Nov 30, 2010 15:20 GMT  ·  By
Thomas Howard, 3rd Duke of Norfolk  1473 - 1554. Norfolk was one of the chief courtiers and advisors of Henry VIII and was also uncle to Anne Boleyn and Catherine Howard. This tomb is regarded as one of the finest examples of Renaissance sculpture in Euro
   Thomas Howard, 3rd Duke of Norfolk 1473 - 1554. Norfolk was one of the chief courtiers and advisors of Henry VIII and was also uncle to Anne Boleyn and Catherine Howard. This tomb is regarded as one of the finest examples of Renaissance sculpture in Euro

Tools developed in Space Science will serve in the analysis of a group of Renaissance Tomb-Monuments in Suffolk, in order to unravel their mysterious past and give new insights into the Tudor Reformation, all this without touching the monuments.

This is an innovative Heritage Science project led by the University of Leicester, and it brings together space scientists, art-historians, archaeologists and museologists from Leicester, as well as historians from Oxford and Yale, and archaeologists and scientists from English Heritage.

First of all, the researchers will analyze the great Renaissance monuments of Thomas Howard, third Duke of Norfolk (1473 - 1554) and of Henry Fitzroy (1519 - 1536), Duke of Richmond, the illegitimate son of Henry VIII.

Principal Investigator Dr Phillip Lindley, from the University of Leicester Department of History of Art and Film, said that “both monuments seem to have been dramatically altered when they were moved in the middle of the sixteenth century from their original locations in Thetford Priory to Framlingham Parish Church, where they now stand.

“Puzzlingly, pieces excavated at Thetford in the 1930s seem to have originally belonged to these monuments and this suggests that they used to look very different from what we now see.

“We shall virtually disassemble the monuments and reconstruct their original forms for the first time in half a millennium, trying to integrate the excavated fragments in our virtual reconstructions.

“It is as if we have two (or more) three-dimensional jigsaws: we need first to sort the pieces out and then put them back together.”

Thanks to scanning and all the analytical techniques from Space Science, there is no need to even touch the monuments, and this is the whole idea of the project.

As for the original painted surfaces, material analysis using XRF, RAMIN, and other non-destructive techniques will give all the necessary information.

Dr Lindley said that the “key to this program is the innovative employment of techniques borrowed from Space Science, principally three-dimensional scanning and non-destructive materials analysis, to solve a complex set of historical, archaeological and art-historical problems.”

The project will also represent a case study, which will adapt techniques for analysis, display and interpretation, making them largely transferable, and contributing to the innovative deployment of science in the Cultural Heritage Sector.

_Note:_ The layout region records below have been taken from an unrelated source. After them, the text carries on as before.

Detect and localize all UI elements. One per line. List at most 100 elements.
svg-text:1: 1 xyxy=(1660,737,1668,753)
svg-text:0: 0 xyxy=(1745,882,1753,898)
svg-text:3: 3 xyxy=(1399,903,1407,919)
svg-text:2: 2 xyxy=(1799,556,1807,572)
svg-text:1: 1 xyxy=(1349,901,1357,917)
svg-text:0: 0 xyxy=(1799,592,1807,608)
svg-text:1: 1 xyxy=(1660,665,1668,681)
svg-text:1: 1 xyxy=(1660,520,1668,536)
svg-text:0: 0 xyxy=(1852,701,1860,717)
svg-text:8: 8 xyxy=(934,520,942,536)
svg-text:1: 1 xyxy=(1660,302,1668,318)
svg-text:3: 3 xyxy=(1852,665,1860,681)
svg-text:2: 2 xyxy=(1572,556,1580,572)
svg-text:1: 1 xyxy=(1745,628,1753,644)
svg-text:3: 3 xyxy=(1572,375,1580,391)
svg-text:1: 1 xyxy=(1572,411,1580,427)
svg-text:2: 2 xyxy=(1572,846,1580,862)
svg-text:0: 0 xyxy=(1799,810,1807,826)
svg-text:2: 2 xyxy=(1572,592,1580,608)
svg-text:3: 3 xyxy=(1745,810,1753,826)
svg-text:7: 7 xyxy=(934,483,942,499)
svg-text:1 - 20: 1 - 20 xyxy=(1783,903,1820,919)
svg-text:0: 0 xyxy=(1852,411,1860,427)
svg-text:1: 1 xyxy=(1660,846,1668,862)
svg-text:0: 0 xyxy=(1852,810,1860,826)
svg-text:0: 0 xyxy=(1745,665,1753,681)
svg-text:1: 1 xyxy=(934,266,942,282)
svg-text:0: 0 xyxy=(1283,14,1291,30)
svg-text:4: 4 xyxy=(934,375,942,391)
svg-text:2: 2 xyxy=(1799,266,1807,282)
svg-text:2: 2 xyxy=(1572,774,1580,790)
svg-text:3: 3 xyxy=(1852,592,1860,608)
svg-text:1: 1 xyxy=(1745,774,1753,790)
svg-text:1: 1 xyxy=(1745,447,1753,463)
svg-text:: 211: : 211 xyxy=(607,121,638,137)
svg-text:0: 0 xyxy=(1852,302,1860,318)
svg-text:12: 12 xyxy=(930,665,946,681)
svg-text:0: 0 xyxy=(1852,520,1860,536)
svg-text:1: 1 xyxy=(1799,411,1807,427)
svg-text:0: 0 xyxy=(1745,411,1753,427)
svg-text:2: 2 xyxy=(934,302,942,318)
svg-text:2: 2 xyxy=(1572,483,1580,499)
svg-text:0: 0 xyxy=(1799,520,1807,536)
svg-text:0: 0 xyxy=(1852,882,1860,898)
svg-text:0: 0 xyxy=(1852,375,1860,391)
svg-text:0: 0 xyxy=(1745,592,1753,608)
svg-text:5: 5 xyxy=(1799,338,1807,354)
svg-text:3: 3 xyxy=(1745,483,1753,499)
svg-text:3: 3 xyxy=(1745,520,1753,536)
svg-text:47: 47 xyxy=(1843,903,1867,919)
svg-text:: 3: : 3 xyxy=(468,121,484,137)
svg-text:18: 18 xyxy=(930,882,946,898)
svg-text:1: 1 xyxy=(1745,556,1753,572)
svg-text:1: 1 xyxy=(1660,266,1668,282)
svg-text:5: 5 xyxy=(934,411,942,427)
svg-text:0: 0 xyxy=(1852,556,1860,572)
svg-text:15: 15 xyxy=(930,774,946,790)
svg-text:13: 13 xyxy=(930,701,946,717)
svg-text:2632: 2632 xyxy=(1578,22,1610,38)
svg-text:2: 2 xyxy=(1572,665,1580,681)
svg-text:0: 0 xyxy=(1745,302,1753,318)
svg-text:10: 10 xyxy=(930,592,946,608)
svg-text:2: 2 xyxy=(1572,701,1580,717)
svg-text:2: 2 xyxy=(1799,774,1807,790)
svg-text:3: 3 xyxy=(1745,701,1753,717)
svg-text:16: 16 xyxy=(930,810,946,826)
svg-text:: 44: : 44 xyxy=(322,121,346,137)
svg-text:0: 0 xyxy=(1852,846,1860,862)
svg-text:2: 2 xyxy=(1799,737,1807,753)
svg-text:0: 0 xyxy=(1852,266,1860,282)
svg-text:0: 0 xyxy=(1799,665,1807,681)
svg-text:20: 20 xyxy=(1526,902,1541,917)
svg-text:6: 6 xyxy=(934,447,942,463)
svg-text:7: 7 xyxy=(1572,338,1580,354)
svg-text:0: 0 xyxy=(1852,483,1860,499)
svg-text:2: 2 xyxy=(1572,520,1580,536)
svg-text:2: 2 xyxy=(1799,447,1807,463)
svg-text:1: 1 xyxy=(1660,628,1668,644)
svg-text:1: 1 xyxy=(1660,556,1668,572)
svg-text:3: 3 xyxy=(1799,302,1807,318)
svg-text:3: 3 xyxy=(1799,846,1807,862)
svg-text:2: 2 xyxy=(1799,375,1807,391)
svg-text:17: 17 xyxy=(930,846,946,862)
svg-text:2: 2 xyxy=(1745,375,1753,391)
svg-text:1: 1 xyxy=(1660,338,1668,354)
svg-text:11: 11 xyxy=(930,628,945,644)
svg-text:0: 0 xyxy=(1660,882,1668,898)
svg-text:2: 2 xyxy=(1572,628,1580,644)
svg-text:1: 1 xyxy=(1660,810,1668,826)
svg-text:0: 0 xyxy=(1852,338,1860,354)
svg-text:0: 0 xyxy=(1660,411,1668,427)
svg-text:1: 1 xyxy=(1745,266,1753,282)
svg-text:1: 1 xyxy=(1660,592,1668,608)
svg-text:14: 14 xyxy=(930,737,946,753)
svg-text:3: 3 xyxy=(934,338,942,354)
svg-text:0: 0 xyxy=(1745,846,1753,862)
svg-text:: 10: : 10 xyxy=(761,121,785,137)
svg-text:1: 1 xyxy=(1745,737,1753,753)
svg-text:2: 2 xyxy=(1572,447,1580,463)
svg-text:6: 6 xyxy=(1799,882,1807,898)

Being an interdisciplinary research program in Cultural Heritage, it is funded by a major award from the Science and Heritage Program of the Arts and Humanities Research Council (AHRC) and the Engineering and Physical Sciences Research Council (EPSRC), of an overall value of £497,000 with an additional three fully-funded PhD studentships.

The research project is led by Dr Phillip Lindley and includes work teams from the University of Leicester departments of History of Art & Film (Dr Lindley, with Dr Jackie Hall), the Space Science Center (Prof George Fraser), Museum Studies (Dr Ross Parry) and Computer Science (Dr Effie Law), along with collaborating groups from Oxford (Dr Steve Gunn) and Yale universities (Dr Lisa Ford), and in English Heritage (Jan Summerfield, Dr Paul Bryan).